Me recuerdo hace más de medio siglo, siendo un niño de siete u ocho años, cuando me preguntaba cómo sería eso de hacerse mayor, si habría alguna ceremonia, algún procedimiento, por el que se iniciase a la gente menuda como yo -entonces los "mocosos", los "renacuajos"- en la vida adulta. De existir, cifraba aquel protocolo ignoto en torno al décimo octavo cumpleaños, por ser esa la edad para el carnet de conducir. Suponía que, llegado el día, alguien me diría algo, que se extendería algún certificado a mi nombre. Lo he dicho muchas veces: quería ser mayor para poder fumar, tener novia, conducir y llevar pantalones largos...

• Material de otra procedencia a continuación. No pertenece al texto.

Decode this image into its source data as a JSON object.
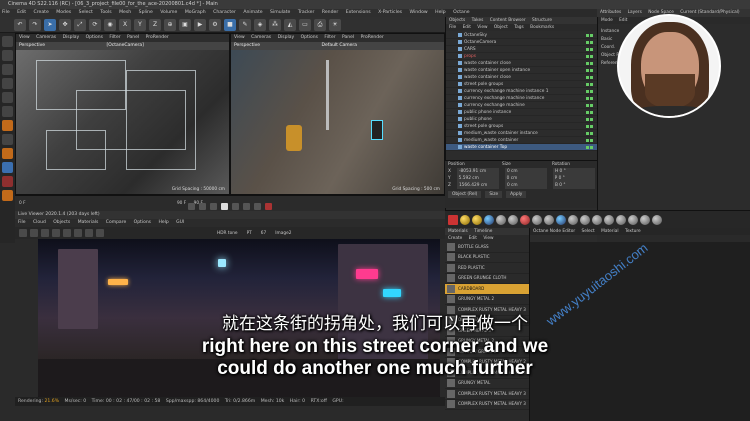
{
  "window": {
    "title": "Cinema 4D S22.116 (RC) - [06_3_project_file00_for_the_ace-20200801.c4d *] - Main"
  },
  "menubar": [
    "File",
    "Edit",
    "Create",
    "Modes",
    "Select",
    "Tools",
    "Mesh",
    "Spline",
    "Volume",
    "MoGraph",
    "Character",
    "Animate",
    "Simulate",
    "Tracker",
    "Render",
    "Extensions",
    "X-Particles",
    "Window",
    "Help",
    "Octane"
  ],
  "toolbar": {
    "axis_labels": [
      "X",
      "Y",
      "Z"
    ]
  },
  "viewport1": {
    "menu": [
      "View",
      "Render Settings",
      "Picture Viewer",
      "Render Queue"
    ],
    "header": [
      "View",
      "Cameras",
      "Display",
      "Options",
      "Filter",
      "Panel",
      "ProRender"
    ],
    "label": "Perspective",
    "camera": "[OctaneCamera]",
    "grid": "Grid Spacing : 50000 cm"
  },
  "viewport2": {
    "header": [
      "View",
      "Cameras",
      "Display",
      "Options",
      "Filter",
      "Panel",
      "ProRender"
    ],
    "label": "Perspective",
    "camera": "Default Camera",
    "grid": "Grid Spacing : 500 cm"
  },
  "timeline": {
    "start": "0 F",
    "end": "90 F",
    "current": "90 F"
  },
  "live_viewer": {
    "title": "Live Viewer 2020.1.4 (203 days left)",
    "menu": [
      "File",
      "Cloud",
      "Objects",
      "Materials",
      "Compare",
      "Options",
      "Help",
      "GUI"
    ],
    "tonemap": "HDR tone",
    "pass": "PT",
    "frame": "67",
    "mode": "Image2",
    "status": {
      "rendering_label": "Rendering:",
      "rendering_value": "21.6%",
      "ms_sec": "Ms/sec: 0",
      "time": "Time: 00 : 02 : 47/00 : 02 : 58",
      "spp": "Spp/maxspp: 864/4000",
      "tri": "Tri: 0/2.866m",
      "mesh": "Mesh: 10k",
      "hair": "Hair: 0",
      "rtx": "RTX:off",
      "gpu": "GPU:"
    }
  },
  "objects_panel": {
    "tabs": [
      "Objects",
      "Takes",
      "Content Browser",
      "Structure"
    ],
    "menu": [
      "File",
      "Edit",
      "View",
      "Object",
      "Tags",
      "Bookmarks"
    ],
    "items": [
      {
        "label": "OctaneSky",
        "state": "normal"
      },
      {
        "label": "OctaneCamera",
        "state": "normal"
      },
      {
        "label": "CARS",
        "state": "normal"
      },
      {
        "label": "props",
        "state": "red"
      },
      {
        "label": "waste container close",
        "state": "normal"
      },
      {
        "label": "waste container open instance",
        "state": "normal"
      },
      {
        "label": "waste container close",
        "state": "normal"
      },
      {
        "label": "street pole groups",
        "state": "normal"
      },
      {
        "label": "currency exchange machine instance 1",
        "state": "normal"
      },
      {
        "label": "currency exchange machine instance",
        "state": "normal"
      },
      {
        "label": "currency exchange machine",
        "state": "normal"
      },
      {
        "label": "public phone instance",
        "state": "normal"
      },
      {
        "label": "public phone",
        "state": "normal"
      },
      {
        "label": "street pole groups",
        "state": "normal"
      },
      {
        "label": "medium_waste container instance",
        "state": "normal"
      },
      {
        "label": "medium_waste container",
        "state": "normal"
      },
      {
        "label": "waste container Top",
        "state": "selected"
      }
    ]
  },
  "coordinates": {
    "headers": [
      "Position",
      "Size",
      "Rotation"
    ],
    "rows": [
      {
        "axis": "X",
        "pos": "-8053.91 cm",
        "size": "0 cm",
        "rot": "H  0 °"
      },
      {
        "axis": "Y",
        "pos": "5.592 cm",
        "size": "0 cm",
        "rot": "P  0 °"
      },
      {
        "axis": "Z",
        "pos": "1566.429 cm",
        "size": "0 cm",
        "rot": "B  0 °"
      }
    ],
    "mode": "Object (Rel)",
    "size_mode": "Size",
    "apply": "Apply"
  },
  "attributes": {
    "tabs": [
      "Attributes",
      "Layers"
    ],
    "node_space_label": "Node Space",
    "node_space_value": "Current (Standard/Physical)",
    "layout_label": "Layout",
    "layout_value": "Startup (User)",
    "menu": [
      "Mode",
      "Edit"
    ],
    "labels": [
      "Instance",
      "Basic",
      "Coord.",
      "Object Pro",
      "Reference"
    ]
  },
  "materials": {
    "tabs": [
      "Materials",
      "Timeline",
      "Octane Node Editor"
    ],
    "menu": [
      "Create",
      "Edit",
      "View",
      "Select",
      "Material",
      "Texture"
    ],
    "items": [
      {
        "label": "BOTTLE GLASS",
        "selected": false
      },
      {
        "label": "BLACK PLASTIC",
        "selected": false
      },
      {
        "label": "RED PLASTIC",
        "selected": false
      },
      {
        "label": "GREEN GRUNGE CLOTH",
        "selected": false
      },
      {
        "label": "CARDBOARD",
        "selected": true
      },
      {
        "label": "GRUNGY METAL 2",
        "selected": false
      },
      {
        "label": "COMPLEX RUSTY METAL HEAVY 3",
        "selected": false
      },
      {
        "label": "OLD METAL",
        "selected": false
      },
      {
        "label": "GREEN METAL 3",
        "selected": false
      },
      {
        "label": "GRUNGY METAL 2",
        "selected": false
      },
      {
        "label": "WINDOW GRILLE 2",
        "selected": false
      },
      {
        "label": "COMPLEX RUSTY METAL HEAVY 2",
        "selected": false
      },
      {
        "label": "COMPLEX RUSTY METAL HEAVY 3",
        "selected": false
      },
      {
        "label": "GRUNGY METAL",
        "selected": false
      },
      {
        "label": "COMPLEX RUSTY METAL HEAVY 3",
        "selected": false
      },
      {
        "label": "COMPLEX RUSTY METAL HEAVY 3",
        "selected": false
      }
    ]
  },
  "subtitle": {
    "chinese": "就在这条街的拐角处，我们可以再做一个",
    "english_line1": "right here on this street corner and we",
    "english_line2": "could do another one much further"
  },
  "watermark": "www.yuyuitaoshi.com"
}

Cumplí los dieciocho sin que pasase nada especial. Pero mayor, lo que se dice un verdadero adulto, no empecé a serlo hasta que mi existencia alcanzó el medio siglo, conducir empezó a aburrirme y dejé de buscar el don de la ebriedad con la misma avidez con que los alquimistas buscaban la piedra filosofal en el Medievo. Hasta que no fui capaz de afrontar la realidad tal como se nos ofrece, sin alteración alguna, no fui un adulto pleno y eso, ya digo, ocurrió cumplidos los cincuenta años. Entiendo que fue entonces cuando alcancé el equilibrio.

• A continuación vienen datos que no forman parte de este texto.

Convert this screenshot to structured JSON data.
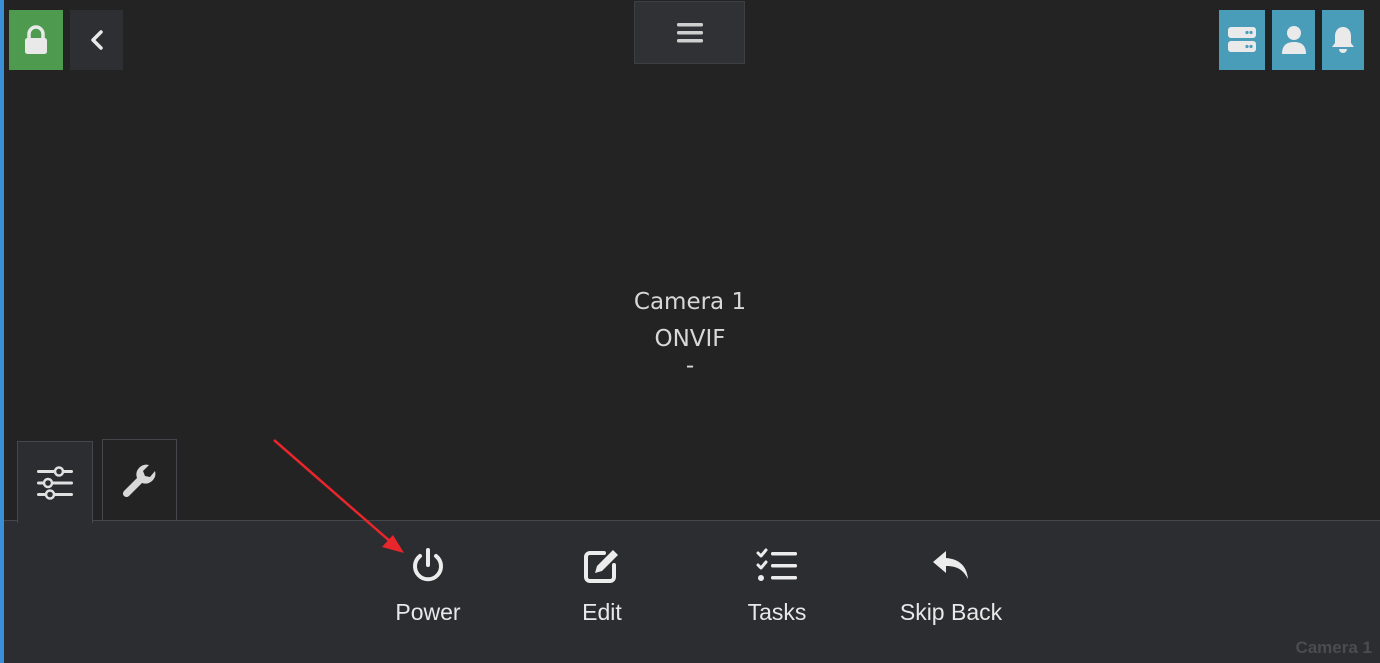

Vuelvo ahora sobre estos recuerdos porque, por el contrario, sí que aprecio una suerte de sutil ceremonia que me indica que ya soy un anciano. Más allá de la comprobación de que, entre mi época y ésta, que pertenece a mis sucesores -e incluso a los sucesores de mis sucesores-, todo ha cambiado -los gustos, las costumbres, hasta los negocios que animan los locales comerciales de las calles que recorro-; más allá de que, de este tiempo que me es ajeno sólo estime las nuevas tecnologías y las redes sociales.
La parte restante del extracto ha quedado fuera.